As the carousel turned in the background,
all pinions and mirrors and the heads of horses
rising to the steam-blown notes of a calliope,
I was learning how the huge thing
was first designed to be powered
by a blind mule, as it turned out,
strapped to the oar of a wheel in an earthen
room directly below the merry turning of the carousel.

The sky did not darken with this news
nor did a general silence fall on the strollers
or the ball players on the green fields.
No one even paused to look my way,
though I must have looked terrible
as I stood there filling with sympathy
not so much for the harnessed beast
tediously making its rounds,

but instead of the blind mule within me
always circling in the dark —
the mule who makes me turn when my name is called
or causes me to nod with a wooden gaze
or sit doing nothing on a bench in the shape of a swan.

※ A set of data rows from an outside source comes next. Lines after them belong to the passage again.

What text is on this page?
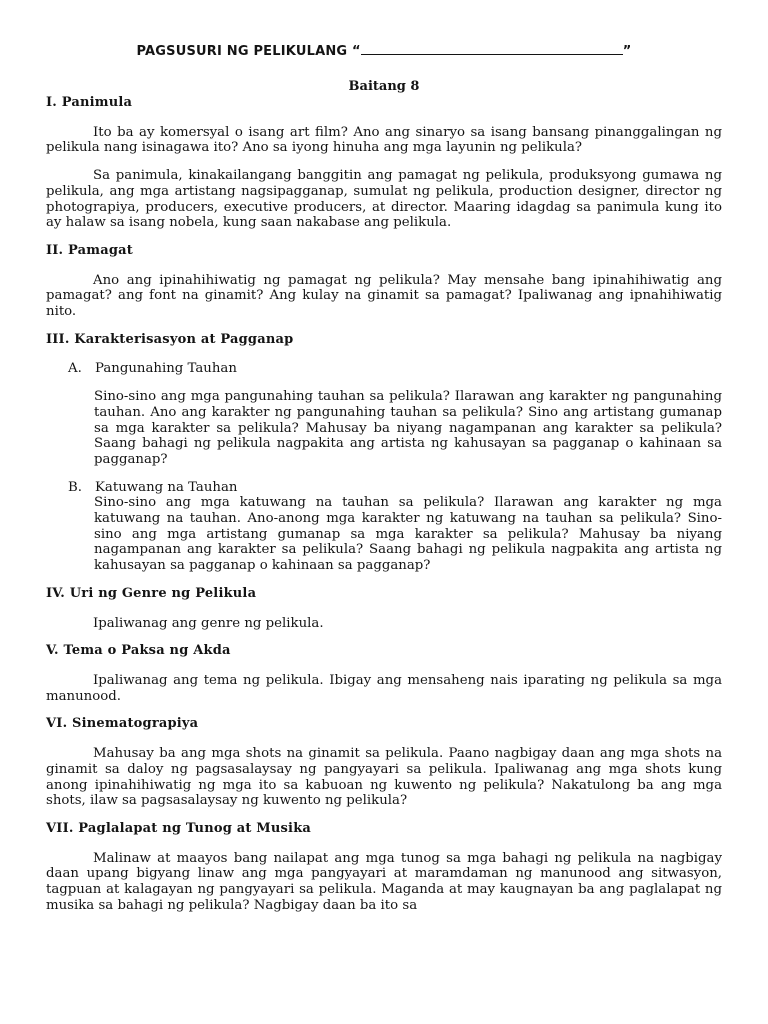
PAGSUSURI NG PELIKULANG “	”
Baitang 8
I. Panimula

Ito ba ay komersyal o isang art film? Ano ang sinaryo sa isang bansang pinanggalingan ng pelikula nang isinagawa ito? Ano sa iyong hinuha ang mga layunin ng pelikula?

Sa panimula, kinakailangang banggitin ang pamagat ng pelikula, produksyong gumawa ng pelikula, ang mga artistang nagsipagganap, sumulat ng pelikula, production designer, director ng photograpiya, producers, executive producers, at director. Maaring idagdag sa panimula kung ito ay halaw sa isang nobela, kung saan nakabase ang pelikula.

II. Pamagat

Ano ang ipinahihiwatig ng pamagat ng pelikula? May mensahe bang ipinahihiwatig ang pamagat? ang font na ginamit? Ang kulay na ginamit sa pamagat? Ipaliwanag ang ipnahihiwatig nito.

III. Karakterisasyon at Pagganap
A. Pangunahing Tauhan
Sino-sino ang mga pangunahing tauhan sa pelikula? Ilarawan ang karakter ng pangunahing tauhan. Ano ang karakter ng pangunahing tauhan sa pelikula? Sino ang artistang gumanap sa mga karakter sa pelikula? Mahusay ba niyang nagampanan ang karakter sa pelikula? Saang bahagi ng pelikula nagpakita ang artista ng kahusayan sa pagganap o kahinaan sa pagganap?
B. Katuwang na Tauhan
Sino-sino ang mga katuwang na tauhan sa pelikula? Ilarawan ang karakter ng mga katuwang na tauhan. Ano-anong mga karakter ng katuwang na tauhan sa pelikula? Sino-sino ang mga artistang gumanap sa mga karakter sa pelikula? Mahusay ba niyang nagampanan ang karakter sa pelikula? Saang bahagi ng pelikula nagpakita ang artista ng kahusayan sa pagganap o kahinaan sa pagganap?
IV. Uri ng Genre ng Pelikula

Ipaliwanag ang genre ng pelikula.

V. Tema o Paksa ng Akda

Ipaliwanag ang tema ng pelikula. Ibigay ang mensaheng nais iparating ng pelikula sa mga manunood.

VI. Sinematograpiya

Mahusay ba ang mga shots na ginamit sa pelikula. Paano nagbigay daan ang mga shots na ginamit sa daloy ng pagsasalaysay ng pangyayari sa pelikula. Ipaliwanag ang mga shots kung anong ipinahihiwatig ng mga ito sa kabuoan ng kuwento ng pelikula? Nakatulong ba ang mga shots, ilaw sa pagsasalaysay ng kuwento ng pelikula?

VII. Paglalapat ng Tunog at Musika

Malinaw at maayos bang nailapat ang mga tunog sa mga bahagi ng pelikula na nagbigay daan upang bigyang linaw ang mga pangyayari at maramdaman ng manunood ang sitwasyon, tagpuan at kalagayan ng pangyayari sa pelikula. Maganda at may kaugnayan ba ang paglalapat ng musika sa bahagi ng pelikula? Nagbigay daan ba ito sa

Somewhere, there must still be a door
to that underground room,
the lock rusted shut, the iron key misplaced,
last year’s leaves piled up against the sill,
and inside, a trace of straw on the floor,
a whiff of manure, and maybe a forgotten bit
or a bridle hanging from a hook in the dark.

Poor blind beast, I sang softly as I left the park,
poor blind me, poor blind earth turning blindly on its side.